- Dziękuję, nie tańczę - w ten sposób ofertę mistrzów Polski odrzucił w poniedziałek Antoni Piechniczek. Krakowianie bardzo chcieli zatrudnić tego doświadczonego szkoleniowcę - polecał go Jerzy Engel - a wiślakom zależy na doprej współpracy z selekcjonerem kadry narodowej. - Lubię Wisłę, kibicuję jej, ale przez takich ludzi, jak Stanisław Płoskoń nie zamierzam już pracować w piłkarstwie - oświadczył Piechniczek.
W tej sytuacji liczy się trzech fachowców, a właściwie dwóch, gdyż z Belgiem Rene Vandereyckenem (Anderlecht Bruksela) prezesi Wisły kontaktują się za pośrednictwem menedżerów.
Wczoraj na ul. Reymonta pojawił się Jugosławianin z Belgradu Żarko Olarević, który ostatnio pracował w Bułgarii, ale z powodu wojny miał dwa lata przerwy w karierze. - Najmilej wspominam sezony 84/85 i 86/87 gdy trenowałem Olimpique Marsylia i awansowałem do finału Pucharu Francji - powiedział nam wczoraj Olarević, który był zawodnikiem Partizana Belgrad, Antwerpii, Lille, La Havre i Olimpique Marsylia.
Za Franciszkiem Smudą przemawia to, że jako jedyny jest gotów podjąć pracę właściwie od jutra, a właśnie we środę działacze uparli się rozstrzygnąć trenerską ruletkę. - Po Smudzie wiemy, czego się spodziewać. Znamy jego dobre i złe strony - twierdzą prezesi "Białej Gwiazdy". - Natomiast Jugosławianin potrzebowałby okresu adaptacyjnego, a na to nie ma czasu.
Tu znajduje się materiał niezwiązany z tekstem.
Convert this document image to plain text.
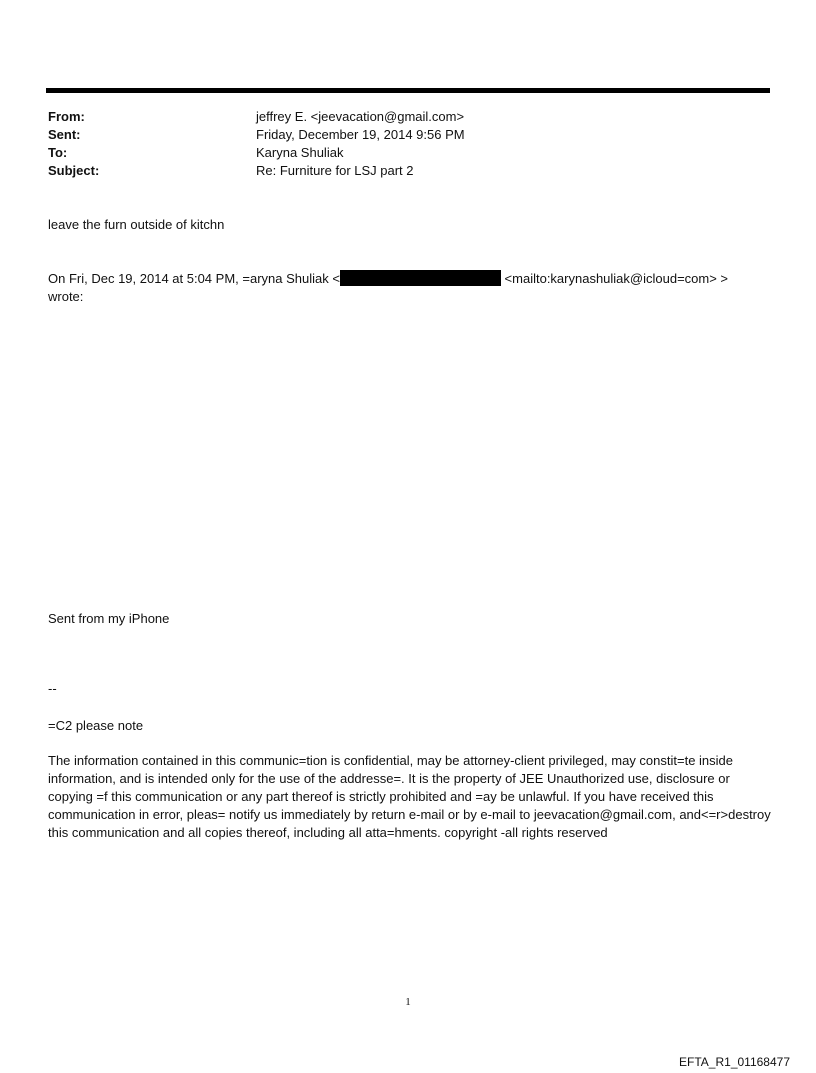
From:	jeffrey E. <jeevacation@gmail.com>
Sent:	Friday, December 19, 2014 9:56 PM
To:	Karyna Shuliak
Subject:	Re: Furniture for LSJ part 2
leave the furn outside of kitchn
On Fri, Dec 19, 2014 at 5:04 PM, =aryna Shuliak <	<mailto:karynashuliak@icloud=com> >
wrote:
Sent from my iPhone
--
=C2 please note
The information contained in this communic=tion is confidential, may be attorney-client privileged, may constit=te inside information, and is intended only for the use of the addresse=. It is the property of JEE Unauthorized use, disclosure or copying =f this communication or any part thereof is strictly prohibited and =ay be unlawful. If you have received this communication in error, pleas= notify us immediately by return e-mail or by e-mail to jeevacation@gmail.com, and<=r>destroy this communication and all copies thereof, including all atta=hments. copyright -all rights reserved
1
EFTA_R1_01168477
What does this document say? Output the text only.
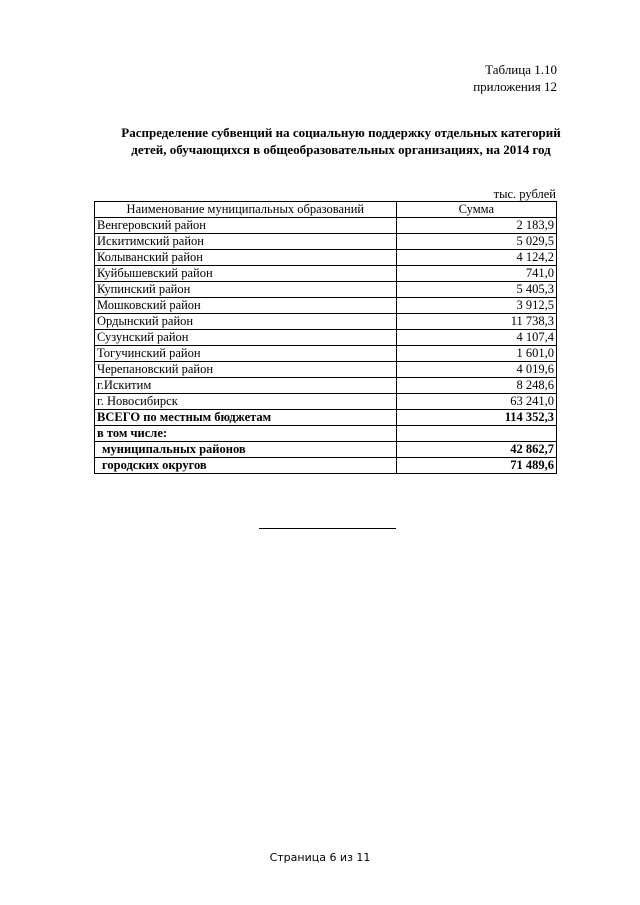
Таблица 1.10
приложения 12
Распределение субвенций на социальную поддержку отдельных категорий
детей, обучающихся в общеобразовательных организациях, на 2014 год
тыс. рублей
Наименование муниципальных образований	Сумма
Венгеровский район	2 183,9
Искитимский район	5 029,5
Колыванский район	4 124,2
Куйбышевский район	741,0
Купинский район	5 405,3
Мошковский район	3 912,5
Ордынский район	11 738,3
Сузунский район	4 107,4
Тогучинский район	1 601,0
Черепановский район	4 019,6
г.Искитим	8 248,6
г. Новосибирск	63 241,0
ВСЕГО по местным бюджетам	114 352,3
в том числе:	
муниципальных районов	42 862,7
городских округов	71 489,6
Страница 6 из 11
Nie możemy sobie podarować Ligi Mistrzów.
Poza tym w klubie nie ma osoby, która zaprzeczyłaby, że właśnie za kadencji "Franza" piłkarze grali najpiękniej. W 1999 r. zdobyli mistrzostwo Polski w znacznie lepszym stylu niż ostatnio.
Jednak na Smudzie ciąży opinia, że nie potrafi przygotowywać zespołu do sezonu. Ale i na to w Krakowie znalazła się rada: odpowiedzialny za kondycyję i wytrzymałość jest jeden z najlepszych fachowców w tej dziedzinie w kraju dr Ryszrad Szul. Ten naukowiec krakowskiej AWF osiąga sukcesy m.in. z Robertem Korzeniowskim. - Trener będzie miał na głowie tylko taktykę i dobór kadry. Tak jak jest to praktykowane w zachodnich klubach - uzasadnia wiceprzewodniczący Rady Nadzorczej Wisły SSA mec. Hubert Praski.
Pierwsze zajęcia w nowym sezonie poprowadził wczoraj Andrzej Iwan. Wbrew zapowiedziom Wisły nie opuścili ani Tomasz Frankowski, ani Radosław Kałużny. Nie ma też wzmocnień. Bliski przejścia pod Wawel był napastnik z Lubina, Zbigniew Grzybowski. Decydująca była wysokość kontraktu indywidualnego - Wisła oferowała 60 tys. zł na sezon plus 2 tys. dolarów za każdy mecz, a Grzybowski oczekiwał 150 tys. zł.
Poza tym mistrzowie Polski najbradziej potrzebują klasowego rogrywającego. Mówiło się o Pawle Drumlaku ze szczeńskiej Pogoni, ale prezes Sabri Bekdas strzeże go jak oka w głowie i prezesi Wisły narzekają na "zaporową cenę".
Od dzisiaj wiślacy przebywają na zgrupowaniu w Straszęcinie. Później wyjadą na zgrupowanie do Szwajcarii, gdzie rozegrają sparingi m.in. z Bordeaux.